Every year I plant at least three vegetable varieties and half a dozen herbs in my backyard garden. They are split between containers or embedded among my shrubbery and flowers. What’s lovely about this is the vegetables blend right in with the other plantings. For example, last year I planted zucchini alongside some dwarf evergreen bushes. The contrast in the foliage of the evergreen versus the zucchini leaves looked nice and the bonus came when the zucchini flowered. This single zucchini plant produced an abundance of fruit.
January is a good time to start thinking about seeds, seedlings and the timing of plantings. One of my favorite garden reference books is Mini Farming by Brett L. Markham. I often refer to this book for guidance and inspiration.
As you plan for your vegetable garden, it’s important to think about what you will plant and when you will plant. Chapter 7, Time and Yield is helpful because growing seasons vary wildly across the United States and the average temperature in most places in on the rise. When I first moved to New England, an entire crop of tender seedlings were frozen because the last frost in Connecticut is much later than the last frost in Maryland.

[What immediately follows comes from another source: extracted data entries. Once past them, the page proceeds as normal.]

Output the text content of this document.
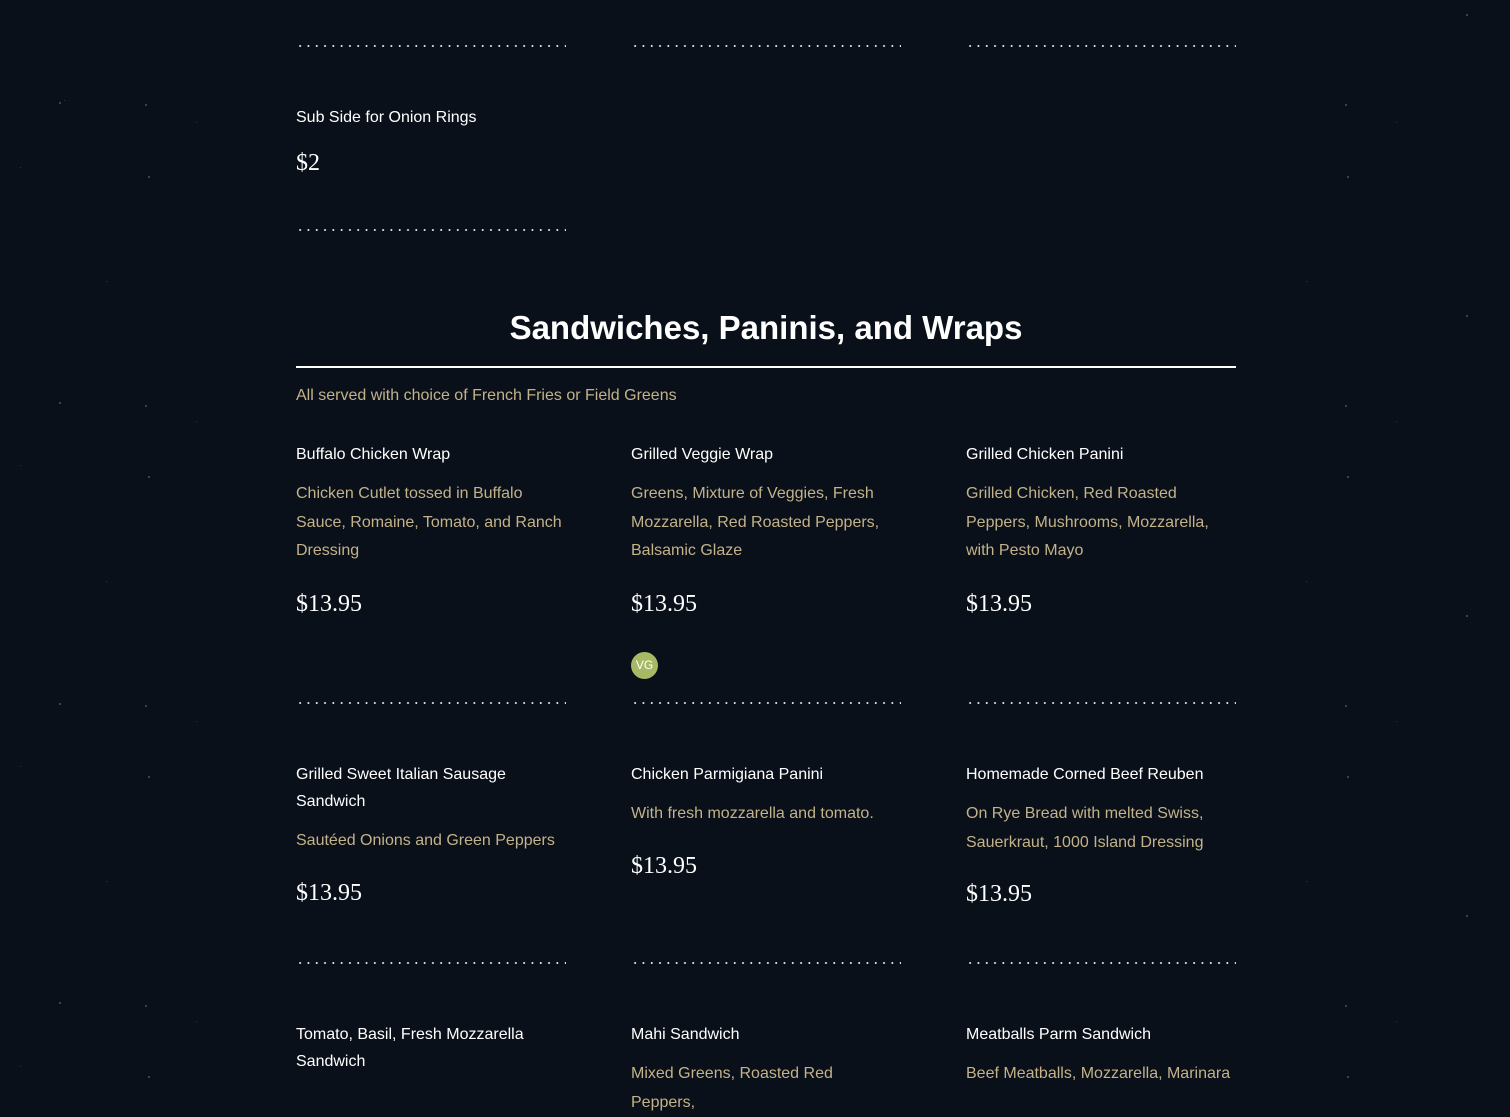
Sub Side for Onion Rings
$2
Sandwiches, Paninis, and Wraps
All served with choice of French Fries or Field Greens
Buffalo Chicken Wrap
Chicken Cutlet tossed in Buffalo Sauce, Romaine, Tomato, and Ranch Dressing
$13.95
Grilled Veggie Wrap
Greens, Mixture of Veggies, Fresh Mozzarella, Red Roasted Peppers, Balsamic Glaze
$13.95
VG
Grilled Chicken Panini
Grilled Chicken, Red Roasted Peppers, Mushrooms, Mozzarella, with Pesto Mayo
$13.95
Grilled Sweet Italian Sausage Sandwich
Sautéed Onions and Green Peppers
$13.95
Chicken Parmigiana Panini
With fresh mozzarella and tomato.
$13.95
Homemade Corned Beef Reuben
On Rye Bread with melted Swiss, Sauerkraut, 1000 Island Dressing
$13.95
Tomato, Basil, Fresh Mozzarella Sandwich
Mahi Sandwich
Mixed Greens, Roasted Red Peppers,
Meatballs Parm Sandwich
Beef Meatballs, Mozzarella, Marinara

Selecting What and When to Plant
Every family has their veggie preferences. If you are new to backyard vegetable gardening, I would start with varieties that are disease resistant and easy to grow. I have had a good experience with cucumbers and zucchini. You can grow these from seeds right in your garden. It takes about 3 days for a cucumber seed to germinate and about 7 to 14 for zucchini. Starting seeds indoors is always an option. The benefit from starting your own seeds is you avoid bringing contaminated soil into your garden environment and you get a jump on the growing season.

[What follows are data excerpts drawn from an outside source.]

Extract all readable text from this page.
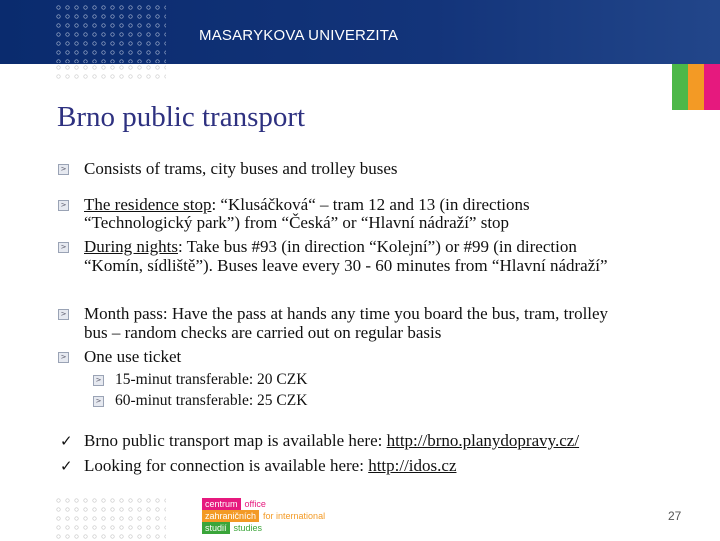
MASARYKOVA UNIVERZITA
Brno public transport
> Consists of trams, city buses and trolley buses
> The residence stop: “Klusáčková“ – tram 12 and 13 (in directions
“Technologický park”) from “Česká” or “Hlavní nádraží” stop
> During nights: Take bus #93 (in direction “Kolejní”) or #99 (in direction
“Komín, sídliště”). Buses leave every 30 - 60 minutes from “Hlavní nádraží”
> Month pass: Have the pass at hands any time you board the bus, tram, trolley
bus – random checks are carried out on regular basis
> One use ticket
> 15-minut transferable: 20 CZK
> 60-minut transferable: 25 CZK
✓ Brno public transport map is available here: http://brno.planydopravy.cz/
✓ Looking for connection is available here: http://idos.cz
centrum office
zahraničních for international
studií studies
27
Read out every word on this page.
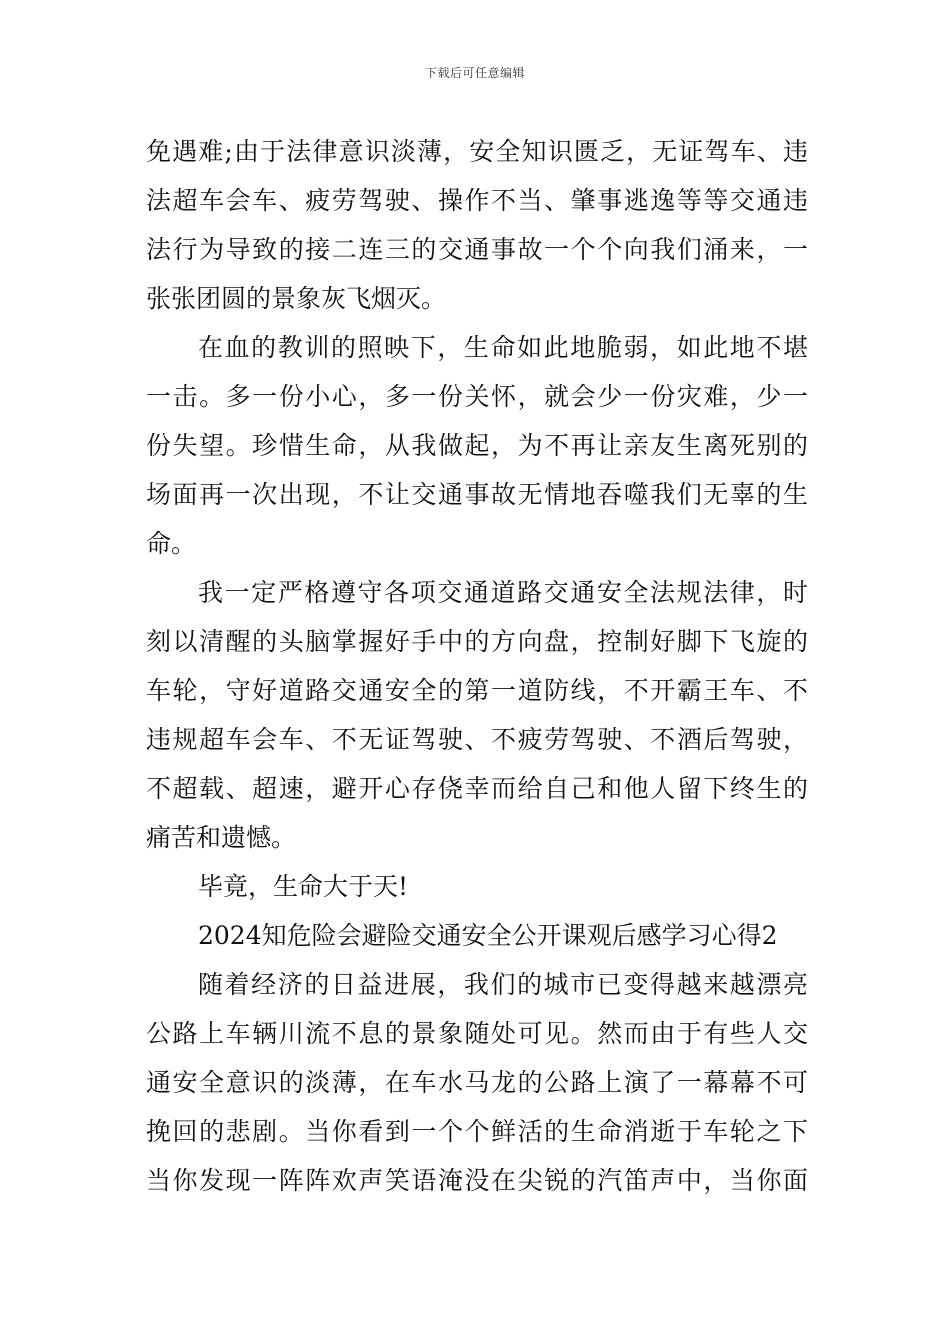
下载后可任意编辑
免遇难;由于法律意识淡薄，安全知识匮乏，无证驾车、违
法超车会车、疲劳驾驶、操作不当、肇事逃逸等等交通违
法行为导致的接二连三的交通事故一个个向我们涌来，一
张张团圆的景象灰飞烟灭。
在血的教训的照映下，生命如此地脆弱，如此地不堪
一击。多一份小心，多一份关怀，就会少一份灾难，少一
份失望。珍惜生命，从我做起，为不再让亲友生离死别的
场面再一次出现，不让交通事故无情地吞噬我们无辜的生
命。
我一定严格遵守各项交通道路交通安全法规法律，时
刻以清醒的头脑掌握好手中的方向盘，控制好脚下飞旋的
车轮，守好道路交通安全的第一道防线，不开霸王车、不
违规超车会车、不无证驾驶、不疲劳驾驶、不酒后驾驶，
不超载、超速，避开心存侥幸而给自己和他人留下终生的
痛苦和遗憾。
毕竟，生命大于天!
2024知危险会避险交通安全公开课观后感学习心得2
随着经济的日益进展，我们的城市已变得越来越漂亮
公路上车辆川流不息的景象随处可见。然而由于有些人交
通安全意识的淡薄，在车水马龙的公路上演了一幕幕不可
挽回的悲剧。当你看到一个个鲜活的生命消逝于车轮之下
当你发现一阵阵欢声笑语淹没在尖锐的汽笛声中，当你面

You can also buy seedlings from a trusted source. In New Hampshire, I recommend Stout Oak Farm. Their annual seedling sale is May 22 to 24. They are certified organic and produce the most healthy, flavorful vegetables. Notice the date of the sale, late May, if you are in the south, you will purchase your seedlings much earlier.
Also think about “timed planting” that means you stagger the planting of seedlings across a few weeks in order to extend the growing season. Those of us with limited gardening space can produce a planting plan just like larger scale organic farmers do. The plan should consider germination time, maturity time and environment. For example, plant lettuce first before the heat of the summer, then radishes and follow with kale which loves cooler temperatures.